Status: Accepted. Owner: Platform Team (J. Patel). Date: 2025-11-14. Reversal condition: If Kafka operational overhead exceeds 20% of platform team capacity, or if eventual consistency produces user-facing confusion that degrades NPS below threshold, revisit with a managed queue service (SQS) or reintroduce synchronous calls for latency-sensitive paths only.


The ADR names both the tradeoff being accepted (AT1, AT10) and the condition under which the decision should be revisited. An engineer reading this eighteen months later knows not just what was decided, but why — and when to reopen the conversation.

Concept: The Language of Architecture Decisions

Thread: T12 (Tradeoffs) ← implicit tradeoff → named, documented, reversible

Core Idea: Technical disagreements are almost always disagreements about unnamed tradeoffs; naming the tradeoff changes the conversation from correctness to context-appropriateness.

Tradeoff: AT6 — ADR completeness vs simplicity; the useful ADR names the tradeoff and the reversal condition

Failure Mode: FM8 — contract violation; downstream teams infer guarantees from undocumented decisions and break when the system changes

Signal: When the same design decision gets relitigated more than once — the original decision did not name its tradeoff; write the ADR now

Maps to: Book 0, Framework 4

Reflection Questions

These questions are most useful when answered in writing before a team discussion, or when used as a retrospective prompt after a decision has been made.

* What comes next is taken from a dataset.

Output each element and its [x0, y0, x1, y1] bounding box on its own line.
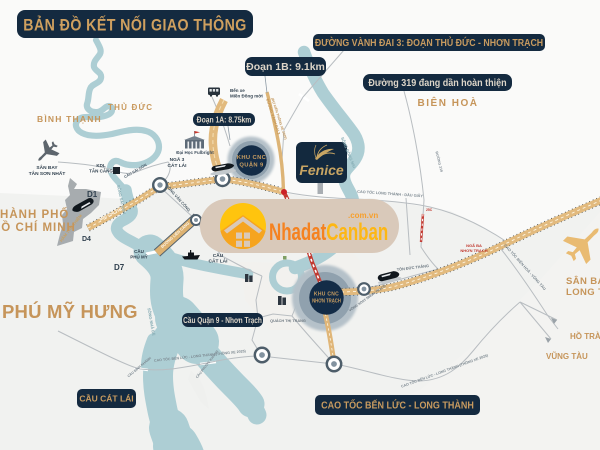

  1. Pull the last three significant architecture decisions your team made. Do any of them have named tradeoffs? If not, what are the tradeoffs?
  2. When did a technical disagreement in your organisation last resolve by naming the tradeoff rather than arguing the merits? What changed?
  3. Where in your system would an engineer discover an implicit guarantee that was never documented?
  4. If you had to explain your team’s most consequential architecture decision to a board member in two sentences, what is the tradeoff you would name?

Design: Audit the last six months of architecture decisions in your organisation. For each significant decision: write the ADR that should have been written — naming the AT tradeoff accepted, the alternative rejected and why, and the condition under which the decision should be revisited. Identify which decisions have no owner recorded and assign one.